Как-то раз от нечего делать Призрак подсчитал протяженность внутренних стен Комплекса, включая подвал. Подсчитал примерно, на глазок – в некоторых местах он не бывал ни разу, так что приходилось делать допущения, по аналогии с другими этажами. Получилось не хило – около двадцати километров. И на всем их протяжении, куда ни глянь, красовались граффити, исполненные краской, мелом, углем, дерьмом, кровью.
Разумеется, авторство этих художеств принадлежало не одному только Дикому Ромео. На стенах и потолках оставляли свою пачкотню все кому не лень – и анхуманы-сатанисты, и гиды Мамариты, и хомячки с лохами, и люди Барбура, и бомжи, и даже забитые перепуганные нелегалы. И тем не менее во всем гигантском Комплексе трудно было найти такую точку, из которой не просматривались бы по крайней мере три надписи, сделанные рукой Дикого Ромео.
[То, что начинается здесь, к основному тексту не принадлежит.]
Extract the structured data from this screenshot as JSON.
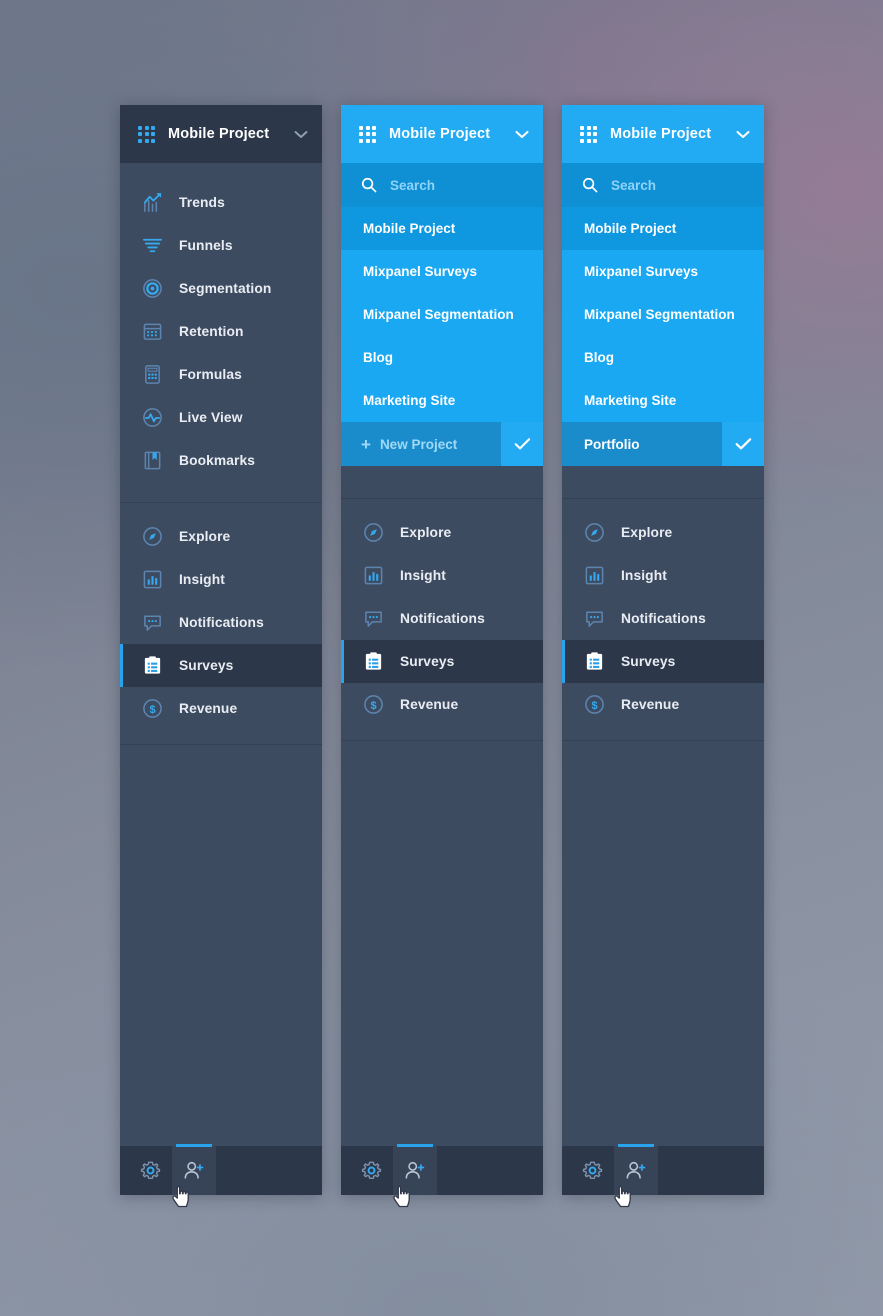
{
  "app": {
    "project_name": "Mobile Project",
    "grid_icon": "grid-icon",
    "chevron_icon": "chevron-down-icon"
  },
  "dropdown": {
    "search_placeholder": "Search",
    "search_icon": "search-icon",
    "projects": [
      {
        "label": "Mobile Project",
        "selected": true
      },
      {
        "label": "Mixpanel Surveys",
        "selected": false
      },
      {
        "label": "Mixpanel Segmentation",
        "selected": false
      },
      {
        "label": "Blog",
        "selected": false
      },
      {
        "label": "Marketing Site",
        "selected": false
      }
    ],
    "new_project_label": "New Project",
    "new_project_value": "Portfolio",
    "plus_icon": "plus-icon",
    "confirm_icon": "check-icon"
  },
  "nav": {
    "primary": [
      {
        "label": "Trends",
        "icon": "trends-chart-icon"
      },
      {
        "label": "Funnels",
        "icon": "funnel-icon"
      },
      {
        "label": "Segmentation",
        "icon": "target-icon"
      },
      {
        "label": "Retention",
        "icon": "calendar-icon"
      },
      {
        "label": "Formulas",
        "icon": "calculator-icon"
      },
      {
        "label": "Live View",
        "icon": "pulse-circle-icon"
      },
      {
        "label": "Bookmarks",
        "icon": "bookmark-icon"
      }
    ],
    "secondary": [
      {
        "label": "Explore",
        "icon": "compass-icon",
        "active": false
      },
      {
        "label": "Insight",
        "icon": "bar-chart-icon",
        "active": false
      },
      {
        "label": "Notifications",
        "icon": "speech-bubble-icon",
        "active": false
      },
      {
        "label": "Surveys",
        "icon": "clipboard-icon",
        "active": true
      },
      {
        "label": "Revenue",
        "icon": "dollar-circle-icon",
        "active": false
      }
    ]
  },
  "bottom_bar": {
    "settings_icon": "gear-icon",
    "add_user_icon": "add-user-icon"
  },
  "colors": {
    "accent_blue": "#29a3ee",
    "header_blue": "#22aaf3",
    "dropdown_blue": "#1aa8f2",
    "dropdown_selected": "#0f97e0",
    "sidebar_bg": "#3d4b60",
    "header_dark": "#2c3749"
  }
}
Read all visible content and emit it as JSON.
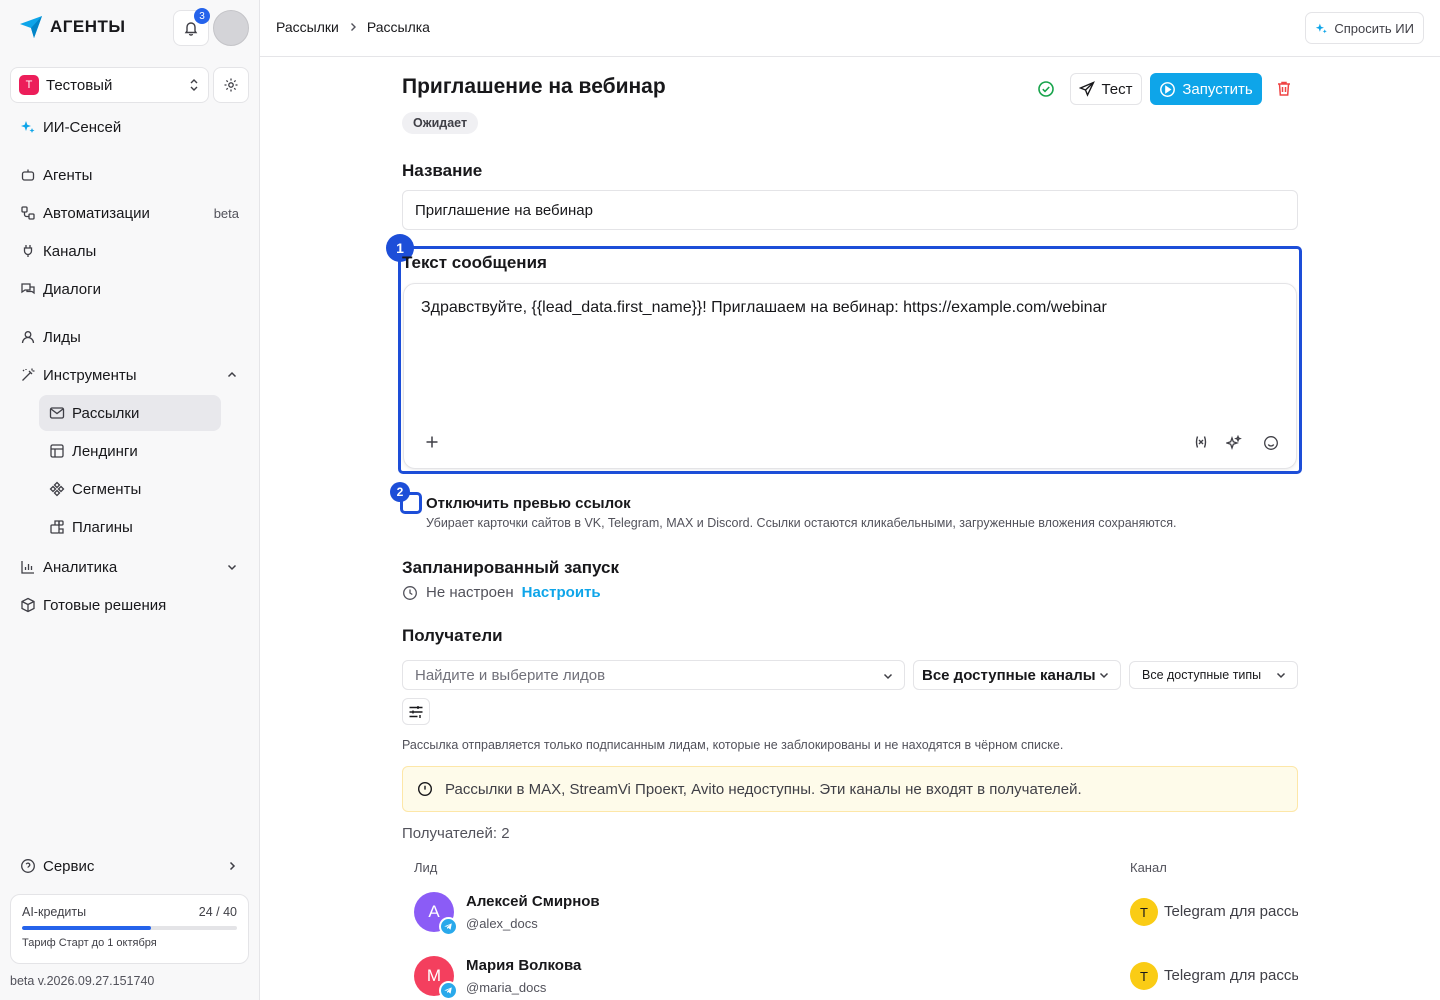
{
  "app": {
    "brand": "АГЕНТЫ",
    "notifications_count": "3"
  },
  "workspace": {
    "letter": "Т",
    "name": "Тестовый"
  },
  "sidebar": {
    "ai_item": "ИИ-Сенсей",
    "items": [
      {
        "label": "Агенты"
      },
      {
        "label": "Автоматизации",
        "badge": "beta"
      },
      {
        "label": "Каналы"
      },
      {
        "label": "Диалоги"
      },
      {
        "label": "Лиды"
      },
      {
        "label": "Инструменты"
      },
      {
        "label": "Рассылки"
      },
      {
        "label": "Лендинги"
      },
      {
        "label": "Сегменты"
      },
      {
        "label": "Плагины"
      },
      {
        "label": "Аналитика"
      },
      {
        "label": "Готовые решения"
      }
    ],
    "service": "Сервис",
    "credits": {
      "label": "AI-кредиты",
      "value": "24 / 40",
      "used_fraction": 0.6,
      "plan": "Тариф Старт до 1 октября"
    },
    "version": "beta v.2026.09.27.151740"
  },
  "topbar": {
    "breadcrumb": [
      "Рассылки",
      "Рассылка"
    ],
    "ask_ai": "Спросить ИИ"
  },
  "campaign": {
    "title": "Приглашение на вебинар",
    "status": "Ожидает",
    "test_label": "Тест",
    "run_label": "Запустить",
    "name_label": "Название",
    "name_value": "Приглашение на вебинар",
    "message_label": "Текст сообщения",
    "message_text": "Здравствуйте, {{lead_data.first_name}}! Приглашаем на вебинар: https://example.com/webinar",
    "highlight_1": "1",
    "highlight_2": "2",
    "disable_preview_label": "Отключить превью ссылок",
    "disable_preview_desc": "Убирает карточки сайтов в VK, Telegram, MAX и Discord. Ссылки остаются кликабельными, загруженные вложения сохраняются.",
    "schedule_label": "Запланированный запуск",
    "schedule_status": "Не настроен",
    "schedule_link": "Настроить",
    "recipients_label": "Получатели",
    "lead_search_placeholder": "Найдите и выберите лидов",
    "channels_select": "Все доступные каналы",
    "types_select": "Все доступные типы",
    "recipients_note": "Рассылка отправляется только подписанным лидам, которые не заблокированы и не находятся в чёрном списке.",
    "warning": "Рассылки в MAX, StreamVi Проект, Avito недоступны. Эти каналы не входят в получателей.",
    "recipients_count": "Получателей: 2",
    "table_headers": {
      "lead": "Лид",
      "channel": "Канал"
    },
    "rows": [
      {
        "initial": "А",
        "name": "Алексей Смирнов",
        "handle": "@alex_docs",
        "channel_letter": "T",
        "channel": "Telegram для рассылок",
        "color": "#8b5cf6"
      },
      {
        "initial": "М",
        "name": "Мария Волкова",
        "handle": "@maria_docs",
        "channel_letter": "T",
        "channel": "Telegram для рассылок",
        "color": "#f43f5e"
      }
    ]
  },
  "colors": {
    "accent": "#0ea5e9",
    "highlight": "#1d4ed8",
    "danger": "#ef4444",
    "success": "#16a34a",
    "brand": "#0ea5e9"
  }
}
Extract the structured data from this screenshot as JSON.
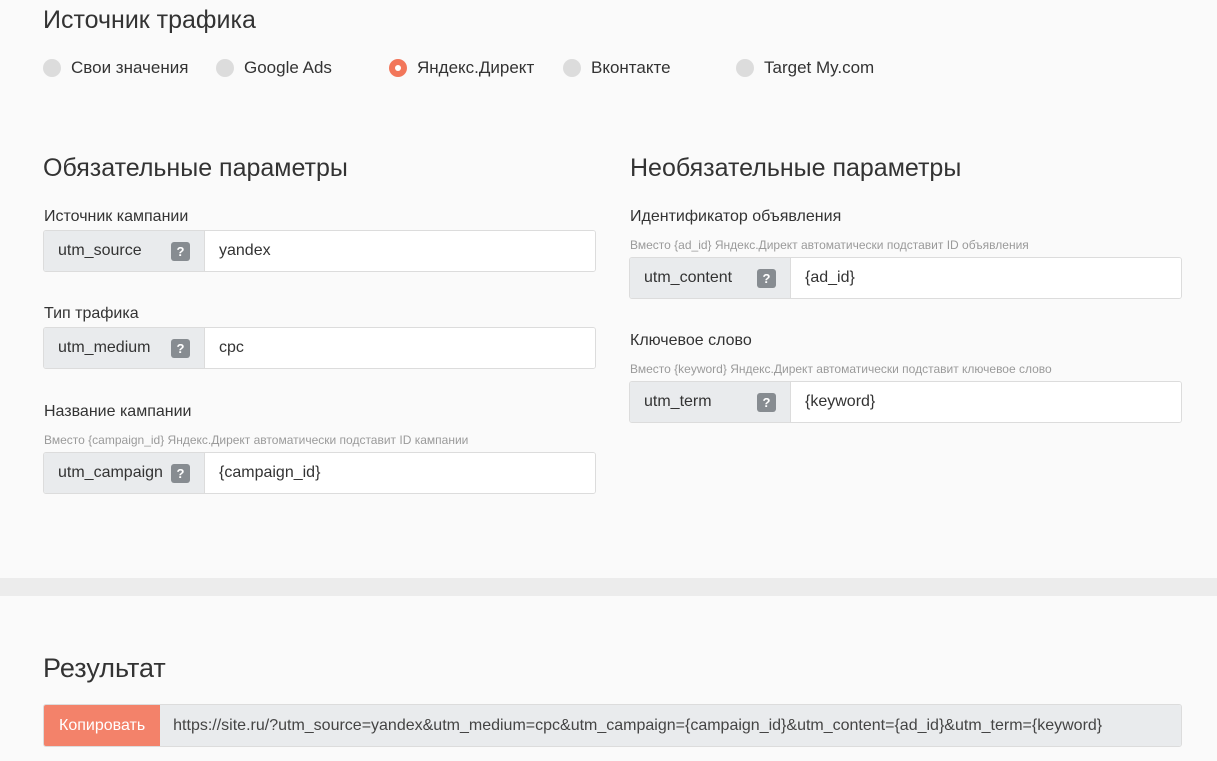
{
  "traffic_source": {
    "title": "Источник трафика",
    "options": [
      {
        "label": "Свои значения",
        "checked": false
      },
      {
        "label": "Google Ads",
        "checked": false
      },
      {
        "label": "Яндекс.Директ",
        "checked": true
      },
      {
        "label": "Вконтакте",
        "checked": false
      },
      {
        "label": "Target My.com",
        "checked": false
      }
    ]
  },
  "required": {
    "title": "Обязательные параметры",
    "fields": [
      {
        "label": "Источник кампании",
        "hint": "",
        "key": "utm_source",
        "value": "yandex"
      },
      {
        "label": "Тип трафика",
        "hint": "",
        "key": "utm_medium",
        "value": "cpc"
      },
      {
        "label": "Название кампании",
        "hint": "Вместо {campaign_id} Яндекс.Директ автоматически подставит ID кампании",
        "key": "utm_campaign",
        "value": "{campaign_id}"
      }
    ]
  },
  "optional": {
    "title": "Необязательные параметры",
    "fields": [
      {
        "label": "Идентификатор объявления",
        "hint": "Вместо {ad_id} Яндекс.Директ автоматически подставит ID объявления",
        "key": "utm_content",
        "value": "{ad_id}"
      },
      {
        "label": "Ключевое слово",
        "hint": "Вместо {keyword} Яндекс.Директ автоматически подставит ключевое слово",
        "key": "utm_term",
        "value": "{keyword}"
      }
    ]
  },
  "help_symbol": "?",
  "result": {
    "title": "Результат",
    "copy_label": "Копировать",
    "url": "https://site.ru/?utm_source=yandex&utm_medium=cpc&utm_campaign={campaign_id}&utm_content={ad_id}&utm_term={keyword}"
  },
  "colors": {
    "accent": "#f2765a",
    "copy_button": "#f3826a",
    "key_background": "#e9ebed",
    "help_badge": "#878c91"
  }
}
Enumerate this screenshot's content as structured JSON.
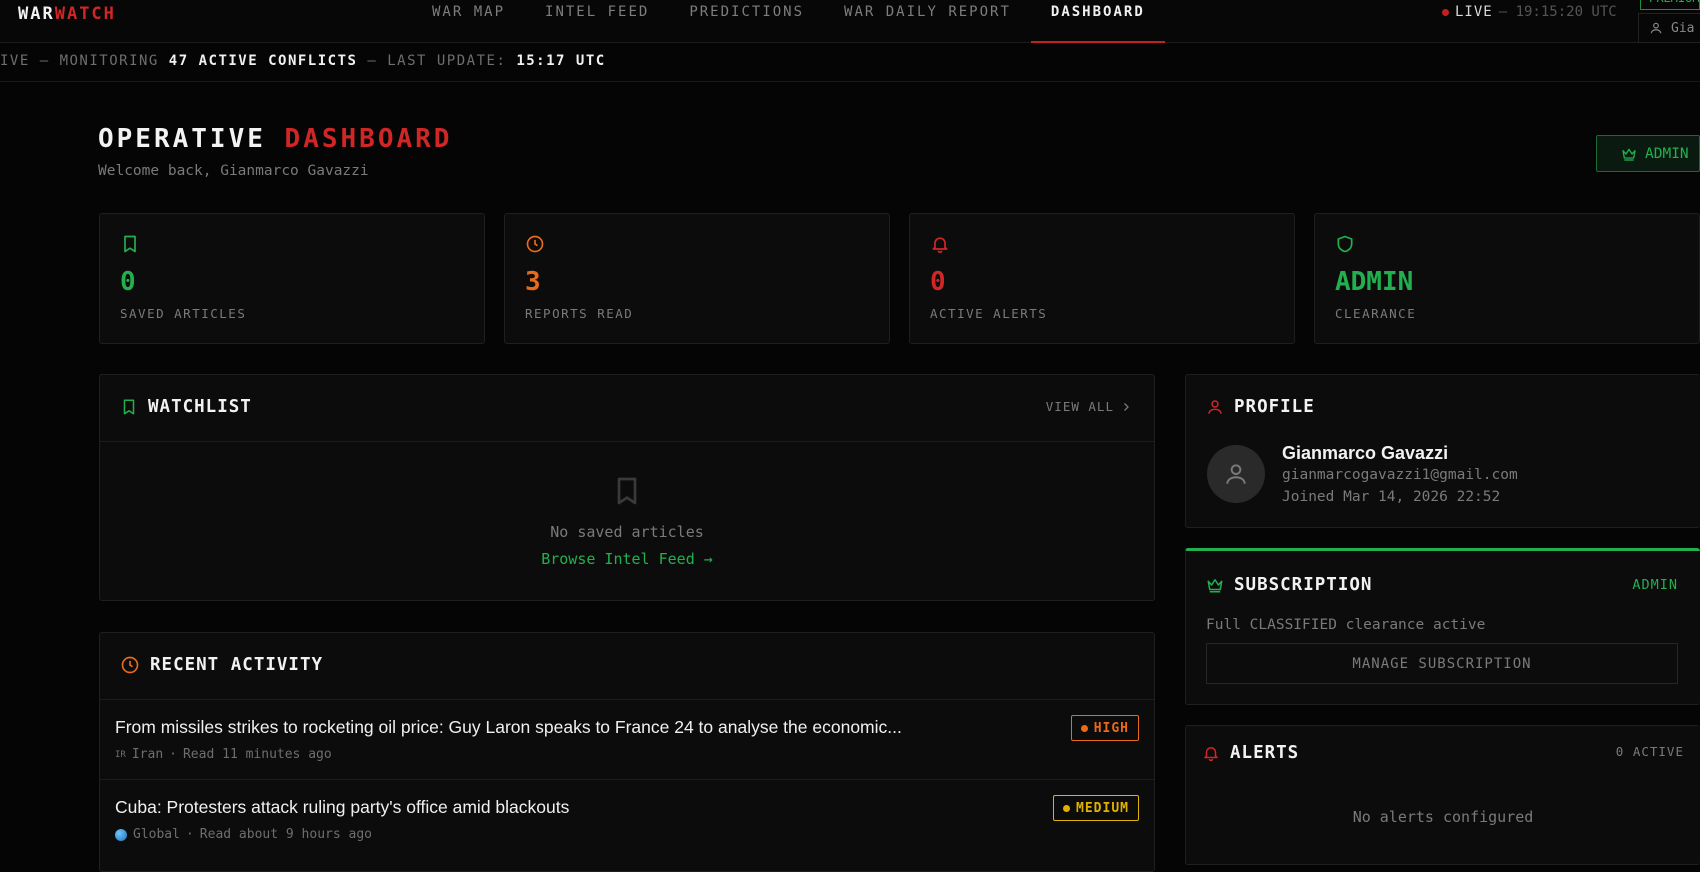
{
  "logo": {
    "part1": "WAR",
    "part2": "WATCH"
  },
  "nav": {
    "items": [
      {
        "label": "WAR MAP"
      },
      {
        "label": "INTEL FEED"
      },
      {
        "label": "PREDICTIONS"
      },
      {
        "label": "WAR DAILY REPORT"
      },
      {
        "label": "DASHBOARD"
      }
    ],
    "active": "DASHBOARD"
  },
  "live": {
    "label": "LIVE",
    "time": "— 19:15:20 UTC"
  },
  "premium_tag": "PREMIUM",
  "user_chip": "Gia",
  "ticker": {
    "prefix": "IVE — MONITORING ",
    "conflicts": "47 ACTIVE CONFLICTS",
    "middle": " — LAST UPDATE: ",
    "update": "15:17 UTC"
  },
  "header": {
    "title_part1": "OPERATIVE ",
    "title_part2": "DASHBOARD",
    "welcome": "Welcome back, Gianmarco Gavazzi",
    "admin_button": "ADMIN"
  },
  "stats": [
    {
      "value": "0",
      "label": "SAVED ARTICLES",
      "icon": "bookmark-icon",
      "color": "#22b04f"
    },
    {
      "value": "3",
      "label": "REPORTS READ",
      "icon": "clock-icon",
      "color": "#e86a1a"
    },
    {
      "value": "0",
      "label": "ACTIVE ALERTS",
      "icon": "bell-icon",
      "color": "#d12626"
    },
    {
      "value": "ADMIN",
      "label": "CLEARANCE",
      "icon": "shield-icon",
      "color": "#22b04f"
    }
  ],
  "watchlist": {
    "title": "WATCHLIST",
    "view_all": "VIEW ALL",
    "empty_text": "No saved articles",
    "browse_link": "Browse Intel Feed →"
  },
  "recent_activity": {
    "title": "RECENT ACTIVITY",
    "items": [
      {
        "title": "From missiles strikes to rocketing oil price: Guy Laron speaks to France 24 to analyse the economic...",
        "flag": "IR",
        "region": "Iran",
        "read": "Read 11 minutes ago",
        "severity": "HIGH",
        "severity_color": "#e86a1a"
      },
      {
        "title": "Cuba: Protesters attack ruling party's office amid blackouts",
        "flag": "globe",
        "region": "Global",
        "read": "Read about 9 hours ago",
        "severity": "MEDIUM",
        "severity_color": "#e0b100"
      }
    ]
  },
  "profile": {
    "title": "PROFILE",
    "name": "Gianmarco Gavazzi",
    "email": "gianmarcogavazzi1@gmail.com",
    "joined": "Joined Mar 14, 2026 22:52"
  },
  "subscription": {
    "title": "SUBSCRIPTION",
    "tier": "ADMIN",
    "status": "Full CLASSIFIED clearance active",
    "manage_button": "MANAGE SUBSCRIPTION"
  },
  "alerts": {
    "title": "ALERTS",
    "count": "0 ACTIVE",
    "empty_text": "No alerts configured"
  }
}
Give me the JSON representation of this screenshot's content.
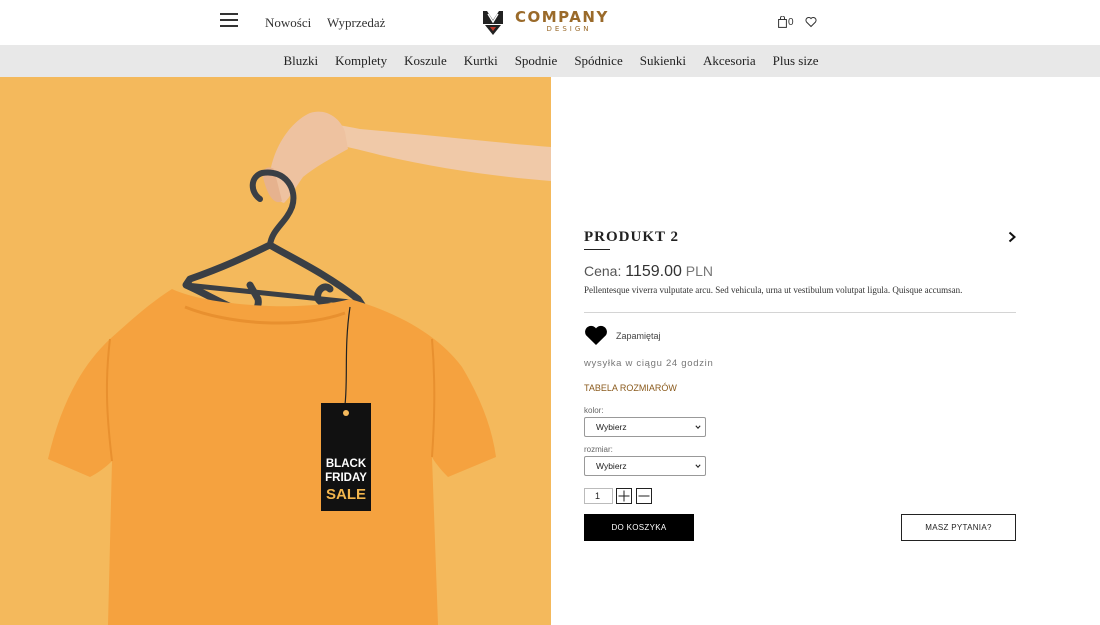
{
  "header": {
    "nav_links": [
      "Nowości",
      "Wyprzedaż"
    ],
    "logo": {
      "title": "COMPANY",
      "subtitle": "DESIGN"
    },
    "cart_count": "0"
  },
  "categories": [
    "Bluzki",
    "Komplety",
    "Koszule",
    "Kurtki",
    "Spodnie",
    "Spódnice",
    "Sukienki",
    "Akcesoria",
    "Plus size"
  ],
  "hero": {
    "tag_text": [
      "BLACK",
      "FRIDAY",
      "SALE"
    ],
    "colors": {
      "background": "#f4b95c",
      "shirt": "#f5a23f"
    }
  },
  "product": {
    "title": "PRODUKT 2",
    "price_label": "Cena:",
    "price_value": "1159.00",
    "currency": "PLN",
    "description": "Pellentesque viverra vulputate arcu. Sed vehicula, urna ut vestibulum volutpat ligula. Quisque accumsan.",
    "remember_label": "Zapamiętaj",
    "shipping": "wysyłka w ciągu 24 godzin",
    "size_table_link": "TABELA ROZMIARÓW",
    "color_label": "kolor:",
    "color_value": "Wybierz",
    "size_label": "rozmiar:",
    "size_value": "Wybierz",
    "quantity": "1",
    "add_to_cart": "DO KOSZYKA",
    "ask_question": "MASZ PYTANIA?"
  },
  "colors": {
    "accent": "#8a5a1c",
    "logo": "#9a6a2a",
    "category_bar": "#e8e8e8"
  }
}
Они не отличались оригинальностью: судя по всему, всеобъемлющее чувство не оставляло в душе влюбленного даже минимального простора для воображения. «Тали! Тали! Тали!» – стонали неоштукатуренные стены коридоров. «Я люблю тебя, Тали!» – с готовностью отзывались балки перекрытий. «Тали! Тали!» – эхом повторяли межоконные проемы. «Я люблю тебя, Тали!» – вторили балкам бетонные плиты потолков и мощные пилоны подвала. И снова: «Тали! Тали! Тали!» – без предела, без смысла, без удержу – словно нескончаемым отражением в бесчисленных, передразнивающих друг друга зеркалах.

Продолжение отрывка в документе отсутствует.